A Lei Brasileira de Inclusão da Pessoa com Deficiência, lei nº 13.146 de 2015 (BRASIL, 2015), traz uma série de garantias para o público com deficiência em seus abrangentes capítulos, entre os quais consta o direito à cultura e o acesso a bens culturais em formato acessível. Ademais, cabe ao poder público trabalhar no sentido de eliminar barreiras para a promoção do acesso a todo patrimônio cultural.

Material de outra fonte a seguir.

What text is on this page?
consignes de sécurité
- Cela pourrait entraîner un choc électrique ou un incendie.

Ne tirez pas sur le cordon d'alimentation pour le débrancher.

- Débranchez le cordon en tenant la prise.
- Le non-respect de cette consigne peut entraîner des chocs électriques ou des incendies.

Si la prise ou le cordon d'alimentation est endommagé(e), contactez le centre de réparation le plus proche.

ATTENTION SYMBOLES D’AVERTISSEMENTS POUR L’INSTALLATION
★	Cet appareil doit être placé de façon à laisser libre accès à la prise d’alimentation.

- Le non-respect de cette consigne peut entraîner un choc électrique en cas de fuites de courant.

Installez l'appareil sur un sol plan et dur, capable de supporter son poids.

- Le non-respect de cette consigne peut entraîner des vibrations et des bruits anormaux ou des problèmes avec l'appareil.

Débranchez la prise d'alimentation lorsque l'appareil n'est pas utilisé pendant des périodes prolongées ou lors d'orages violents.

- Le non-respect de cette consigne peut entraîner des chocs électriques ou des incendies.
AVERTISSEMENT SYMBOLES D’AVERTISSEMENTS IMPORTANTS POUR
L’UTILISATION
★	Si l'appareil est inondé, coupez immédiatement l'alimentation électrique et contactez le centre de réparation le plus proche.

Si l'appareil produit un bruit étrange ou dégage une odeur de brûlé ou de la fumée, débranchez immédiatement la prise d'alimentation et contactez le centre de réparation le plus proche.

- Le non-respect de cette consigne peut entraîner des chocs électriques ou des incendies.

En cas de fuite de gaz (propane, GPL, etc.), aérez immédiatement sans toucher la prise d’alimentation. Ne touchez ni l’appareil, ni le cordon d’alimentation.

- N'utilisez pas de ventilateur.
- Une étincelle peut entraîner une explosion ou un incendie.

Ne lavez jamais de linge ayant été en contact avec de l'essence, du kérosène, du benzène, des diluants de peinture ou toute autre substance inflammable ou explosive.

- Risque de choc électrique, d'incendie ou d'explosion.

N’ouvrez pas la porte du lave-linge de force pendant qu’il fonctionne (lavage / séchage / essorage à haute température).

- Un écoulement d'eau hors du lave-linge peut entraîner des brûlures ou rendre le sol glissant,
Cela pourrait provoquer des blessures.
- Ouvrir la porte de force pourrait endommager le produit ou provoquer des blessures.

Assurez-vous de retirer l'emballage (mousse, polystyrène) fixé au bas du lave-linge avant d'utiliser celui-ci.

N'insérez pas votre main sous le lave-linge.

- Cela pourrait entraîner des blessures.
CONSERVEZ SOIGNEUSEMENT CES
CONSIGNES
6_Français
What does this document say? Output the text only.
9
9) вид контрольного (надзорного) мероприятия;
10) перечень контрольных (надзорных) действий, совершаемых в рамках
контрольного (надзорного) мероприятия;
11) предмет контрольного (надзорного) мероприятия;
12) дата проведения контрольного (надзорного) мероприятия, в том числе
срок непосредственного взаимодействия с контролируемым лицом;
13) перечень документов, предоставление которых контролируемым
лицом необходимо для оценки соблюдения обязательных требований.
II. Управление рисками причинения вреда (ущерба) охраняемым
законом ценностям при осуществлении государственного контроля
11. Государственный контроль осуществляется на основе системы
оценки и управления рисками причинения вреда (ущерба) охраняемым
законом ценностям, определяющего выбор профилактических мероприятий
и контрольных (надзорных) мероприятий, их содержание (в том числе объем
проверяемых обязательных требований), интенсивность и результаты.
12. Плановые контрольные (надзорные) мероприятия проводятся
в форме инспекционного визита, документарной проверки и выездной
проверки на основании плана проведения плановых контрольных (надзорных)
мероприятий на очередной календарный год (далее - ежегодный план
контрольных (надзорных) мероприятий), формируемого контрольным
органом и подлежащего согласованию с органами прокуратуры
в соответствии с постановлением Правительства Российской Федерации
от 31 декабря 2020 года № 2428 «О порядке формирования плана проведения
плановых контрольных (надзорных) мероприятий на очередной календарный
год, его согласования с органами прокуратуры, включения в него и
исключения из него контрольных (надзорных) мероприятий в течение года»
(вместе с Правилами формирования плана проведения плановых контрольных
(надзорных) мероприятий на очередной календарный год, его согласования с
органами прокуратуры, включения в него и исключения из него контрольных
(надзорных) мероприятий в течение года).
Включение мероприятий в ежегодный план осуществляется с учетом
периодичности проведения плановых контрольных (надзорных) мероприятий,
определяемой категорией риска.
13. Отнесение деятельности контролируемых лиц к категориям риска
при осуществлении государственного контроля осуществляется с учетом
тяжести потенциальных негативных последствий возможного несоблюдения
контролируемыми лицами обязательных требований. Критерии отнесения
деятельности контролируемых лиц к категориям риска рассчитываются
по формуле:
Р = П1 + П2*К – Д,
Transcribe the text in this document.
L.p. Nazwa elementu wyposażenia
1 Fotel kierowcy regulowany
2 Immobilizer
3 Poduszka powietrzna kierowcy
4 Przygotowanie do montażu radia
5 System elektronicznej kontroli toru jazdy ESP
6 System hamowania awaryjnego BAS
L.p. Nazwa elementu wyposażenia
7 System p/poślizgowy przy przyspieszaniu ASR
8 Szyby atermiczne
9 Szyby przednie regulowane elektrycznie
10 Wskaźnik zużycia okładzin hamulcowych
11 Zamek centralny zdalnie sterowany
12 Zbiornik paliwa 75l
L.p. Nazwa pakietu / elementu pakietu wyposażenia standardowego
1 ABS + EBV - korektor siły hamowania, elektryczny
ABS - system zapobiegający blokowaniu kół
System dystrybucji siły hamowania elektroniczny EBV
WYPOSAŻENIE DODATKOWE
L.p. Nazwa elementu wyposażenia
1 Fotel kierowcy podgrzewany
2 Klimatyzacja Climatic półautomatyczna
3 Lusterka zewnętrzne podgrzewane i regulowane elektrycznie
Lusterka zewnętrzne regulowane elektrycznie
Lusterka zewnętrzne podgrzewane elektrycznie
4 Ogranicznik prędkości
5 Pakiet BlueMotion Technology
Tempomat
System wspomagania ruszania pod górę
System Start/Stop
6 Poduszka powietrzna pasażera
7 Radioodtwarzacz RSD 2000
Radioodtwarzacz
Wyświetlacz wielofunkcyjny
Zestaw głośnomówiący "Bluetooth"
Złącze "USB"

A mobilização em torno da busca da efetivação dos direitos previstos por lei deve ser constante e deve congregar atores sociais do setor da cultura e pessoas com deficiência também ligadas a esta vertente.

2- 3.2 Quem tem direito à memória?

A Declaração Universal dos Direitos Humanos (1948) afirma que: “todo ser humano tem o direito de participar livremente da vida cultural da comunidade, de fruir das artes e de participar do progresso científico e de seus benefícios”. Isso quer dizer que, independentemente das características físicas, psíquicas, sensoriais, de classe ou raça, todos têm o direito ao acesso à cultura e os benefícios que ela pode trazer. Fischer (1987) também afirma que a Arte é necessária ao homem, pois, de acordo com ele, o ser humano anseia por tornar social sua individualidade, e isso pode dizer muito tanto sobre a necessidade de garantir direitos conquistados, quanto a respeito da valorização das pessoas com deficiência e de sua história na luta pela inclusão. Lembrando que, aqui, a Arte não diz respeito somente a uma linguagem artística, mas se refere a um conjunto de valores e de obras que representam um povo e suas manifestações culturais e históricas.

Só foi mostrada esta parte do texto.